Sweden is a non-permanent member of the United Nations Security Council during 2017-18. Consequently, security was on the agenda during the grand opening. Sweden’s Minister for Children, the Elderly and Gender Equality, Åsa Regnér, spoke about equality for all. She said she was very moved by the exhibition about migration.

One of the exhibitions, "Stories of Migration — Sweden beyond the Headlines," curated by the Swedish Institute, is a mixture of texts, videos and art telling the stories about Swedish civic engagement in the refugee crisis, integration, history and social media.
On the lower level, "Where the Children Sleep,” by the Swedish award winning photographer Magnus Wennman, exhibits portraits of refugee children in Europe and the Middle East, and the places their lives on the run force them to sleep.


Surrounded by these heartbreaking photos, Swedish dancer and choreographer Mersiha Mesihovic performed a powerful routine. Mesihovic and her family took the last bus from the war-torn city of Mostar, Bosnia; her performance depicts this journey, that continued when they arrived as refugees in Sweden.

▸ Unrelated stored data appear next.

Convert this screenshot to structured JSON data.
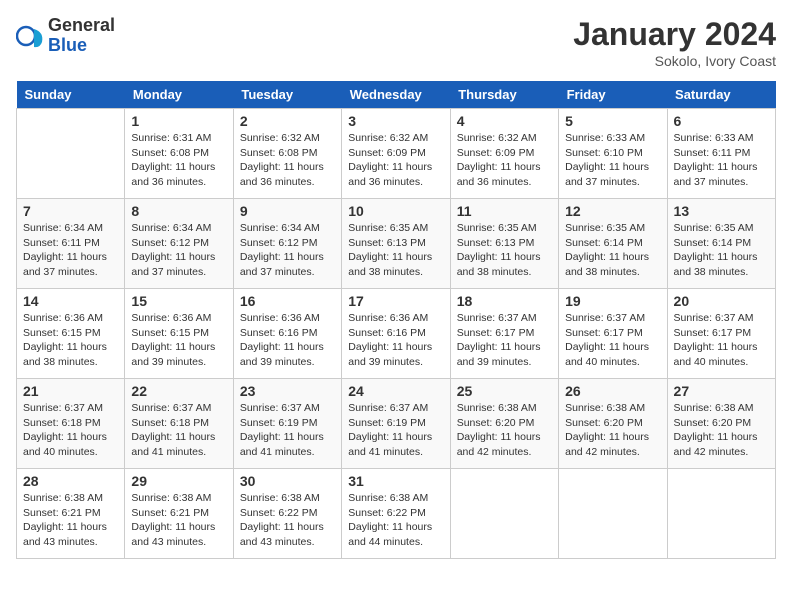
{
  "logo": {
    "general": "General",
    "blue": "Blue"
  },
  "title": "January 2024",
  "subtitle": "Sokolo, Ivory Coast",
  "days_of_week": [
    "Sunday",
    "Monday",
    "Tuesday",
    "Wednesday",
    "Thursday",
    "Friday",
    "Saturday"
  ],
  "weeks": [
    [
      {
        "day": "",
        "content": ""
      },
      {
        "day": "1",
        "content": "Sunrise: 6:31 AM\nSunset: 6:08 PM\nDaylight: 11 hours and 36 minutes."
      },
      {
        "day": "2",
        "content": "Sunrise: 6:32 AM\nSunset: 6:08 PM\nDaylight: 11 hours and 36 minutes."
      },
      {
        "day": "3",
        "content": "Sunrise: 6:32 AM\nSunset: 6:09 PM\nDaylight: 11 hours and 36 minutes."
      },
      {
        "day": "4",
        "content": "Sunrise: 6:32 AM\nSunset: 6:09 PM\nDaylight: 11 hours and 36 minutes."
      },
      {
        "day": "5",
        "content": "Sunrise: 6:33 AM\nSunset: 6:10 PM\nDaylight: 11 hours and 37 minutes."
      },
      {
        "day": "6",
        "content": "Sunrise: 6:33 AM\nSunset: 6:11 PM\nDaylight: 11 hours and 37 minutes."
      }
    ],
    [
      {
        "day": "7",
        "content": "Sunrise: 6:34 AM\nSunset: 6:11 PM\nDaylight: 11 hours and 37 minutes."
      },
      {
        "day": "8",
        "content": "Sunrise: 6:34 AM\nSunset: 6:12 PM\nDaylight: 11 hours and 37 minutes."
      },
      {
        "day": "9",
        "content": "Sunrise: 6:34 AM\nSunset: 6:12 PM\nDaylight: 11 hours and 37 minutes."
      },
      {
        "day": "10",
        "content": "Sunrise: 6:35 AM\nSunset: 6:13 PM\nDaylight: 11 hours and 38 minutes."
      },
      {
        "day": "11",
        "content": "Sunrise: 6:35 AM\nSunset: 6:13 PM\nDaylight: 11 hours and 38 minutes."
      },
      {
        "day": "12",
        "content": "Sunrise: 6:35 AM\nSunset: 6:14 PM\nDaylight: 11 hours and 38 minutes."
      },
      {
        "day": "13",
        "content": "Sunrise: 6:35 AM\nSunset: 6:14 PM\nDaylight: 11 hours and 38 minutes."
      }
    ],
    [
      {
        "day": "14",
        "content": "Sunrise: 6:36 AM\nSunset: 6:15 PM\nDaylight: 11 hours and 38 minutes."
      },
      {
        "day": "15",
        "content": "Sunrise: 6:36 AM\nSunset: 6:15 PM\nDaylight: 11 hours and 39 minutes."
      },
      {
        "day": "16",
        "content": "Sunrise: 6:36 AM\nSunset: 6:16 PM\nDaylight: 11 hours and 39 minutes."
      },
      {
        "day": "17",
        "content": "Sunrise: 6:36 AM\nSunset: 6:16 PM\nDaylight: 11 hours and 39 minutes."
      },
      {
        "day": "18",
        "content": "Sunrise: 6:37 AM\nSunset: 6:17 PM\nDaylight: 11 hours and 39 minutes."
      },
      {
        "day": "19",
        "content": "Sunrise: 6:37 AM\nSunset: 6:17 PM\nDaylight: 11 hours and 40 minutes."
      },
      {
        "day": "20",
        "content": "Sunrise: 6:37 AM\nSunset: 6:17 PM\nDaylight: 11 hours and 40 minutes."
      }
    ],
    [
      {
        "day": "21",
        "content": "Sunrise: 6:37 AM\nSunset: 6:18 PM\nDaylight: 11 hours and 40 minutes."
      },
      {
        "day": "22",
        "content": "Sunrise: 6:37 AM\nSunset: 6:18 PM\nDaylight: 11 hours and 41 minutes."
      },
      {
        "day": "23",
        "content": "Sunrise: 6:37 AM\nSunset: 6:19 PM\nDaylight: 11 hours and 41 minutes."
      },
      {
        "day": "24",
        "content": "Sunrise: 6:37 AM\nSunset: 6:19 PM\nDaylight: 11 hours and 41 minutes."
      },
      {
        "day": "25",
        "content": "Sunrise: 6:38 AM\nSunset: 6:20 PM\nDaylight: 11 hours and 42 minutes."
      },
      {
        "day": "26",
        "content": "Sunrise: 6:38 AM\nSunset: 6:20 PM\nDaylight: 11 hours and 42 minutes."
      },
      {
        "day": "27",
        "content": "Sunrise: 6:38 AM\nSunset: 6:20 PM\nDaylight: 11 hours and 42 minutes."
      }
    ],
    [
      {
        "day": "28",
        "content": "Sunrise: 6:38 AM\nSunset: 6:21 PM\nDaylight: 11 hours and 43 minutes."
      },
      {
        "day": "29",
        "content": "Sunrise: 6:38 AM\nSunset: 6:21 PM\nDaylight: 11 hours and 43 minutes."
      },
      {
        "day": "30",
        "content": "Sunrise: 6:38 AM\nSunset: 6:22 PM\nDaylight: 11 hours and 43 minutes."
      },
      {
        "day": "31",
        "content": "Sunrise: 6:38 AM\nSunset: 6:22 PM\nDaylight: 11 hours and 44 minutes."
      },
      {
        "day": "",
        "content": ""
      },
      {
        "day": "",
        "content": ""
      },
      {
        "day": "",
        "content": ""
      }
    ]
  ]
}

During his speech, Ambassador of Sweden Björn Lyrvall pointed out that people once emigrated from Sweden as well. To escape poverty and famine, many Swedes crossed the Atlantic and ended up in America. On this topic, there was a performance by soprano Emily Samson Tepe, 2015 Swedish American of the Year. Tepe's ancestors immigrated to the U.S from Sweden in 1641. The performance shed light on the historic relations between the United States and Sweden, and made it a part of the theme itself:
"Our countries have enjoyed close relations dating back to the founding of the United States and we share an interest in maintaining and deepening our safe and sound partnership," Lyrvall said.
In the warm light of many candles, guests enjoyed vegetarian food, prepared in harmony with nature. And this is what the entire night was about: safety for all. The event provided an embracing dialogue, all of it imbued with the theme and feeling of "safe and sound.” It was a safe place; it was a house full of Sweden.
House of Sweden and its exhibitions are open to the public during the weekends from 12-5 p.m.